In [1]:
# Import and create a new SQLContext 
from pyspark.sql import SQLContext
sqlContext = SQLContext(sc)

In [2]:
# Read the country CSV file into an RDD.
country_lines = sc.textFile('file:///home/cloudera/workspace/coursera/big-data-3/final-project/country-list.csv')

In [3]:
# Convert each line into a pair of words
words = country_lines.flatMap(lambda line : [line.split(", ")])
words.take(2)

[['Afghanistan', 'AFG'], ['Albania', 'ALB']]

In [4]:
# Convert each pair of words into a tuple
country_tuples = words.map(lambda word : (word[0], word[1]))
country_tuples.take(2)

[('Afghanistan', 'AFG'), ('Albania', 'ALB')]

In [5]:
# Create the DataFrame, look at schema and contents
countryDF = sqlContext.createDataFrame(country_tuples, ["country", "code"])
countryDF.printSchema()
countryDF.take(3)

root
 |-- country: string (nullable = true)
 |-- code: string (nullable = true)



[Row(country='Afghanistan', code='AFG'),
 Row(country='Albania', code='ALB'),
 Row(country='Algeria', code='ALG')]

In [28]:
# Read tweets CSV file into RDD of lines
tweet_lines = sc.textFile('file:///home/cloudera/workspace/coursera/big-data-3/mongodb/sample_user_tweet_text.csv')
tweet_lines = tweet_lines.flatMap(lambda line : line.split(","))
tweet_lines.take(2)

['tweet_text',
 'RT @ochocinco: I beat them all for 10 straight hours #FIFA16KING  https://t.co/BFnV6jfkBL']

In [29]:
# Clean the data: some tweets are empty.
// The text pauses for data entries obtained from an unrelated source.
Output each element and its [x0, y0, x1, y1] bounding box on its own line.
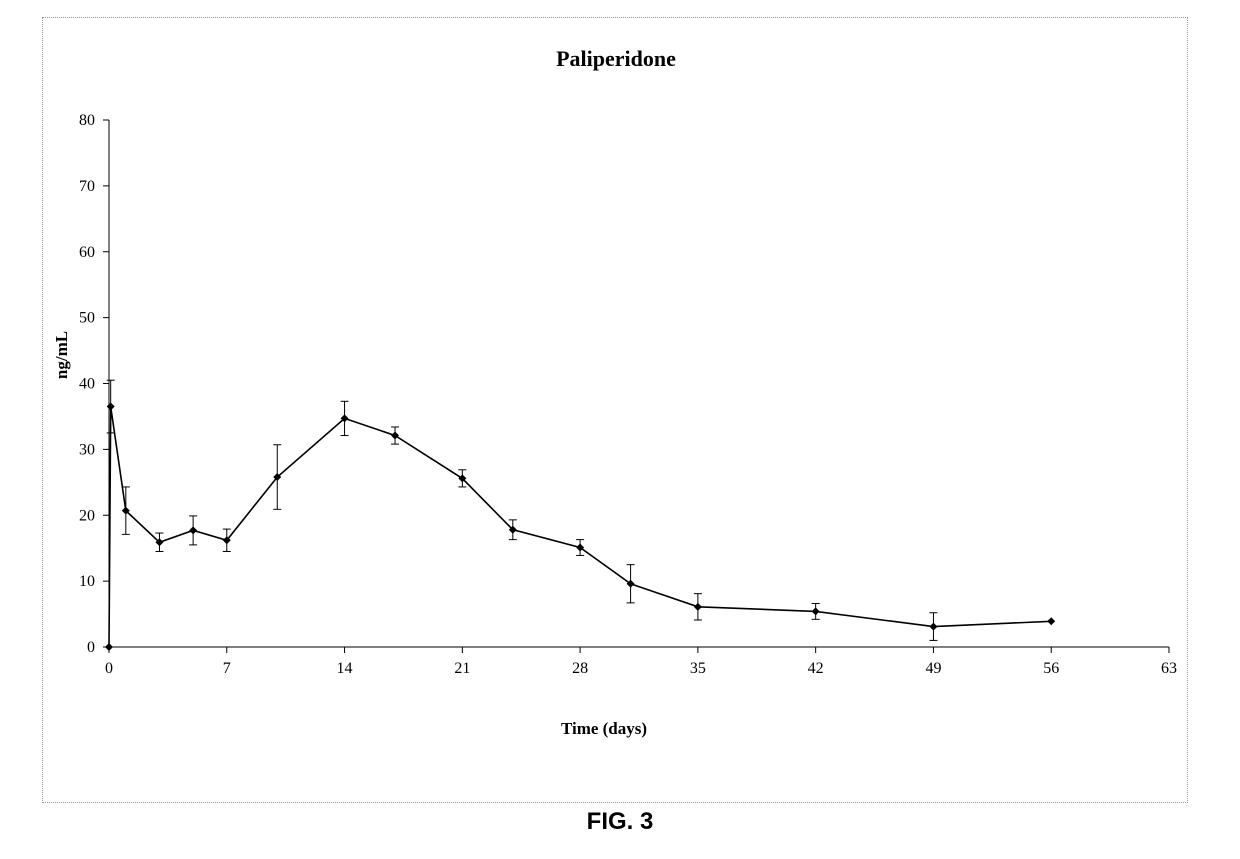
x-tick-label: 42 [808, 660, 824, 677]
y-tick-label: 80 [79, 112, 95, 129]
x-tick-label: 56 [1043, 660, 1059, 677]
data-point [694, 603, 702, 611]
y-tick-label: 70 [79, 178, 95, 195]
series-line-group [109, 407, 1051, 647]
x-tick-label: 63 [1161, 660, 1177, 677]
data-point [189, 526, 197, 534]
axes [109, 120, 1169, 647]
chart: Paliperidone 0 7 14 21 28 35 42 49 56 63 0 10 20 30 4… [0, 0, 1240, 800]
x-tick-label: 14 [337, 660, 353, 677]
x-axis-ticks: 0 7 14 21 28 35 42 49 56 63 [105, 647, 1177, 677]
error-bars [107, 380, 938, 640]
data-points [105, 403, 1055, 651]
x-tick-label: 21 [454, 660, 470, 677]
x-axis-title: Time (days) [561, 719, 647, 738]
figure-caption: FIG. 3 [0, 808, 1240, 836]
y-tick-label: 0 [87, 639, 95, 656]
x-tick-label: 49 [925, 660, 941, 677]
x-tick-label: 35 [690, 660, 706, 677]
data-point [105, 643, 113, 651]
y-axis-ticks: 0 10 20 30 40 50 60 70 80 [79, 112, 109, 656]
y-tick-label: 20 [79, 507, 95, 524]
x-tick-label: 28 [572, 660, 588, 677]
series-line [109, 407, 1051, 647]
y-tick-label: 50 [79, 310, 95, 327]
data-point [929, 623, 937, 631]
y-tick-label: 30 [79, 441, 95, 458]
chart-title: Paliperidone [556, 46, 676, 71]
y-tick-label: 10 [79, 573, 95, 590]
data-point [1047, 617, 1055, 625]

Remove the empty tweets using filter() 
tweet_lines = tweet_lines.filter(lambda line: len(line) > 0)

In [30]:
tweet_lines.take(3)

['tweet_text',
 'RT @ochocinco: I beat them all for 10 straight hours #FIFA16KING  https://t.co/BFnV6jfkBL',
 'RT @NiallOfficial: @Louis_Tomlinson @socceraid when I retired from playing because of my knee . I went and did my uefa A badges in Dublin']

In [33]:
# Perform WordCount on the cleaned tweet texts. (note: this is several lines.)
words = tweet_lines.flatMap(lambda line : line.split(" ")).filter(lambda line: len(line) > 0)
tuples = words.map(lambda word : (word, 1))
tuples.take(15)

[('tweet_text', 1),
 ('RT', 1),
 ('@ochocinco:', 1),
 ('I', 1),
 ('beat', 1),
 ('them', 1),
 ('all', 1),
 ('for', 1),
 ('10', 1),
 ('straight', 1),
 ('hours', 1),
 ('#FIFA16KING', 1),
 ('https://t.co/BFnV6jfkBL', 1),
 ('RT', 1),
 ('@NiallOfficial:', 1)]

In [34]:
tweet_counts = tuples.reduceByKey(lambda a, b: (a + b))
tweet_counts.coalesce(1).saveAsTextFile('hdfs:/user/cloudera/wordcount/outputDir4')

In [35]:
tweet_counts.count()

26121

In [37]:
tweet_counts.take(5)

[('https://t.co/fQftAwGAad', 1),
 ('nite', 2),
 ('mobile', 1),
 ('#FridayNightTouchdown', 1),
 ('circle', 7)]

In [40]:
# Create the DataFrame of tweet word counts
tweetsDF = sqlContext.createDataFrame(counts, ["word", "count"])
tweetsDF.take(3)

[Row(word='https://t.co/fQftAwGAad', count=1),
 Row(word='nite', count=2),
 Row(word='mobile', count=1)]

In [43]:
# Join the country and tweet DataFrames (on the appropriate column)
merge = countryDF.join(tweetsDF, countryDF.country == tweetsDF.word, 'inner')
merge.show()

+-----------+----+-----------+-----+
|    country|code|       word|count|
+-----------+----+-----------+-----+
|   Thailand| THA|   Thailand|    1|
|    Iceland| ISL|    Iceland|    2|
|     Mexico| MEX|     Mexico|    1|
|      Wales| WAL|      Wales|   19|
|    Denmark| DEN|    Denmark|    1|
|      India| IND|      India|    4|
|   Portugal| POR|   Portugal|    9|
|     Poland| POL|     Poland|    1|
|     Norway| NOR|     Norway|   52|
|     Guinea| GUI|     Guinea|    8|
|   Slovakia| SVK|   Slovakia|   30|
|     Canada| CAN|     Canada|   12|
|    Bahamas| BAH|    Bahamas|    1|
|Netherlands| NED|Netherlands|   13|
|    Belgium| BEL|    Belgium|    1|
|      Kenya| KEN|      Kenya|    3|
|       Oman| OMA|       Oman|    1|
|      Qatar| QAT|      Qatar|    4|
|     Brazil| BRA|     Brazil|   13|
|    England| ENG|    England|   30|
+-----------+----+-----------+-----+
only showing top 20 rows



In [44]:
# Question 1: number of distinct countries mentioned
merge.count()

46

In [46]:
# Question 2: number of countries mentioned in tweets.
from pyspark.sql.functions import sum
merge.agg({'count':'sum'}).show()

+----------+
|sum(count)|
+----------+
|       420|
+----------+



In [47]:
# Table 1: top three countries and their counts.
from pyspark.sql.functions import desc
merge.sort(['count'],ascending = False).show()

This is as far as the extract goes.